Şamil | Kategoriler | Konular

Garamet

GARÂMET

Zarar, ziyan, alış-verişte zarar etmek,
zimmetinde olup da edası gereken şeyi ödemek anlamında bir
İslâm hukuku terimi.

İslâm'da bir kimse malını, kâr
ekleyerek satabileceği gibi, hiç kârsız, hatta zararına
da satabilir. Zararına satış çeşitli amaçlar için
yapılır. Meselâ alıcıya yardımda bulunma,
malı bir an önce paraya çevirme ve müşteriyi dükkana alıştırma
gibi... Ancak satıcının sıkışık
durumundan, samimiyetinden veya malın gerçek değerini
bilmeyişinden yararlanarak, malı değerinin çok altında
bir fiyatla satın almaktan sakınmak gerekir. Çünkü Hz.
Peygamber, darda kalan kimsenin bu durumundan yararlanarak onunla alış-verişi
yasaklamıştır. (Ahmed b. Hanbel, I,116).
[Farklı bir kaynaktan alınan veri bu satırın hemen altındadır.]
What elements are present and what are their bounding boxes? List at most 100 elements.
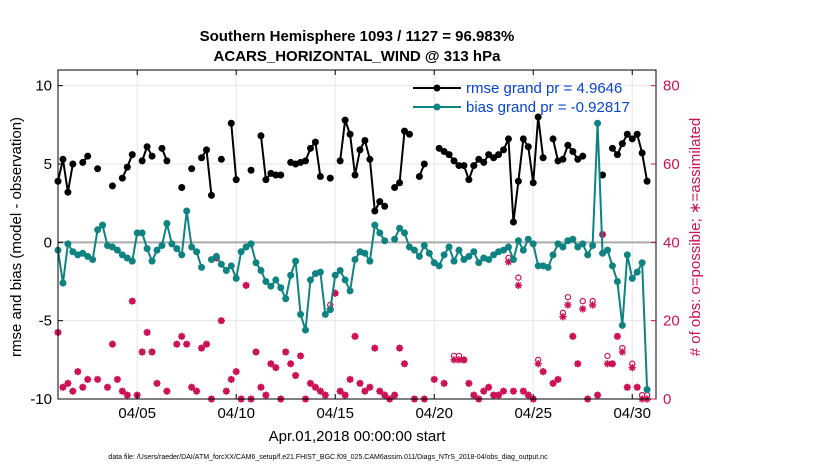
x-tick-label: 04/30 xyxy=(613,405,651,422)
bias-series-line xyxy=(57,210,203,285)
obs-possible-marker xyxy=(579,297,586,305)
bias-point xyxy=(222,267,230,275)
rmse-point xyxy=(351,171,359,179)
rmse-point xyxy=(539,154,547,162)
bias-point xyxy=(589,241,597,249)
obs-assimilated-marker xyxy=(524,391,532,399)
rmse-point xyxy=(356,146,364,154)
y-tick-label-left: -10 xyxy=(30,391,52,408)
rmse-series-line xyxy=(393,130,411,189)
obs-assimilated-marker xyxy=(430,375,438,384)
rmse-point xyxy=(633,130,641,138)
bias-point xyxy=(198,263,206,271)
y-tick-label-right: 0 xyxy=(663,391,671,408)
data-series xyxy=(54,113,651,394)
rmse-point xyxy=(613,151,621,159)
bias-point xyxy=(94,226,102,234)
obs-assimilated-marker xyxy=(153,379,161,387)
rmse-point xyxy=(599,171,607,179)
plot-frame xyxy=(57,69,657,400)
obs-assimilated-marker xyxy=(499,387,508,395)
obs-assimilated-marker xyxy=(108,340,117,348)
rmse-point xyxy=(405,130,413,138)
obs-assimilated-marker xyxy=(574,360,582,368)
obs-assimilated-marker xyxy=(603,360,612,368)
bias-point xyxy=(559,243,567,251)
bias-point xyxy=(232,274,240,282)
rmse-point xyxy=(118,174,126,182)
rmse-point xyxy=(326,174,334,182)
obs-assimilated-marker xyxy=(391,391,399,399)
rmse-series-line xyxy=(57,158,74,194)
obs-assimilated-marker xyxy=(217,317,225,325)
obs-assimilated-marker xyxy=(336,387,344,395)
rmse-point xyxy=(391,184,399,191)
bias-point xyxy=(401,229,409,237)
obs-assimilated-marker xyxy=(371,344,379,352)
obs-assimilated-marker xyxy=(395,344,404,352)
bias-point xyxy=(584,251,592,259)
bias-point xyxy=(173,245,181,253)
rmse-point xyxy=(549,135,557,143)
legend-bias-label: bias grand pr = -0.92817 xyxy=(466,99,630,116)
obs-assimilated-marker xyxy=(633,383,641,391)
bias-point xyxy=(381,237,389,245)
bias-point xyxy=(247,240,255,248)
bias-point xyxy=(64,240,72,248)
rmse-point xyxy=(188,165,196,173)
bias-point xyxy=(396,224,404,232)
bias-point xyxy=(455,246,463,254)
obs-assimilated-marker xyxy=(490,391,498,399)
bias-point xyxy=(603,246,611,254)
bias-point xyxy=(59,279,67,287)
bias-point xyxy=(643,386,651,394)
obs-assimilated-marker xyxy=(267,360,275,368)
x-tick-label: 04/15 xyxy=(316,405,354,422)
rmse-point xyxy=(316,173,324,181)
rmse-point xyxy=(108,182,116,190)
obs-assimilated-marker xyxy=(480,387,488,395)
bias-point xyxy=(519,246,527,254)
rmse-point xyxy=(514,177,522,185)
rmse-point xyxy=(64,188,72,196)
bias-point xyxy=(321,310,329,318)
obs-assimilated-marker xyxy=(178,332,186,340)
obs-assimilated-marker xyxy=(608,360,617,368)
bias-point xyxy=(569,235,577,243)
bias-point xyxy=(292,257,300,265)
bias-point xyxy=(391,235,399,243)
rmse-point xyxy=(361,137,369,144)
obs-assimilated-marker xyxy=(287,360,295,368)
legend-rmse-label: rmse grand pr = 4.9646 xyxy=(466,80,622,97)
y-tick-label-left: 10 xyxy=(35,78,52,95)
bias-point xyxy=(163,220,171,228)
rmse-point xyxy=(232,176,240,184)
rmse-point xyxy=(534,113,542,121)
obs-assimilated-marker xyxy=(64,379,72,387)
obs-assimilated-marker xyxy=(143,328,151,337)
bias-point xyxy=(133,229,141,237)
obs-assimilated-marker xyxy=(296,352,305,360)
obs-assimilated-marker xyxy=(59,383,67,391)
bias-point xyxy=(188,243,196,251)
rmse-point xyxy=(59,155,67,163)
rmse-point xyxy=(396,179,404,187)
bias-point xyxy=(128,257,136,265)
bias-point xyxy=(193,248,201,256)
rmse-point xyxy=(381,202,389,210)
rmse-point xyxy=(500,146,508,154)
obs-assimilated-marker xyxy=(113,375,122,384)
obs-assimilated-marker xyxy=(440,379,448,387)
rmse-point xyxy=(203,146,211,154)
bias-point xyxy=(212,252,220,260)
obs-assimilated-marker xyxy=(257,383,265,391)
obs-assimilated-marker xyxy=(123,391,131,399)
y-tick-label-right: 20 xyxy=(663,313,680,330)
obs-assimilated-marker xyxy=(465,379,473,387)
obs-assimilated-marker xyxy=(366,383,374,391)
bias-point xyxy=(138,229,146,237)
rmse-point xyxy=(480,158,488,166)
bias-point xyxy=(579,240,587,248)
obs-assimilated-marker xyxy=(138,348,146,356)
bias-point xyxy=(470,248,478,256)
Diğer yandan,
Ashabı kirâm da malın değerini bilmeyen
satıcıyı uyararak, malı gerçek değeri üzerinden
satın almayı tercih etmişlerdir. Böyle bir uyarmayla,
gerçekte beşyüz dirheme alabileceği atı, sekizyüz
dirheme satın alan Cerir b. Abdillah el-Becellî (Ö. 51/671) bunun
sebebini soranlara şu cevabı vermiştir: "Biz
alış-verişte hile yapmayacağımız hususunda
Allah Resulu'ne söz verdik" (İbn Hazm, el-Muhalla,
Mısır 1389 H., IX, 454 vd, mesele: 1464).

Kârın meşrû olması, riziko yüzündendir.
Hiç zarar etmemek veya zarara katlanmayı kabul etmeksizin ana paraya
maktû ilâve yaparak almak faiz muamelesi demektir.

Garâmetin bir diğer anlamı; borçlu olmadığı
halde başkasının borcunu yüklenme, tazmin sorumluluğunu
üzerine almadır. Meselâ, kendisine bir mal emanet (vedîa) olarak bırakılan
kimse kasıt veya ihmali olmadıkça bu malın telefinden
sorumlu tutulamaz. Bazı durumlarda emanet, tazmin yükümlülüğüne
(garâmete) dönüşür. Meselâ, emanetçinin malı korumayı
terketmesi gibi. Çünkü o, akitle emaneti korumayı üzerine almıştır.
Bunu yapmaz ve emanet helâk olursa, kefâlet (garâmet) yoluyla malın
bedeli ondan tazmin edilir. Emanet bırakılan kişi malı,
aile fertlerinden olmayan veya emanete ehil bulunmayan kimseye vermesi hâlinde
telef olursa tazmin yükümlülüğü doğar.

Emanet mal, kullanmakla telef olsa, yine tamir edilmesi
gerekir.

Emanet malla yola çıkmak: Eğer, yol güvenli
olur ve hal sahibi de yasak koymamışsa yolculukta emaneti
yanına alabilir: Bu taktirde teleften sorumlu tutulmaz.

Emaneti inkâr veya kendi malına,
ayrılmayacak şekilde karıştırması hâlinde
tazmin yükümlülüğü olur (es-Serahsî, el-Mebsût, IX, 110, 116
vd.; el-Kâsânî, Bedâyiu's-Sanâyi', VI, 212; İbnûl-Hümam,
Fethu'l-Kadîr, VII, 93; İbn Âbidin Reddû'l-Muhtâr, IV, 519;
İbn Rüşd, Bidâyetü'l-Müctehid, II, 307, İbn Kudâme,
el-Muğnî, VI, 401).

Başkasına kullanması için emanet (âriyet)
bırakılan malın telef olması hâlinde de yukarıdakilere
benzer sebeplerle tazmin (garâmet) sorumluluğu doğar (el-Kâsânî,
a.g.e., VI, 218 vd.; İbn Âbidîn, Reddu'l-Muhtâr,IV, 527).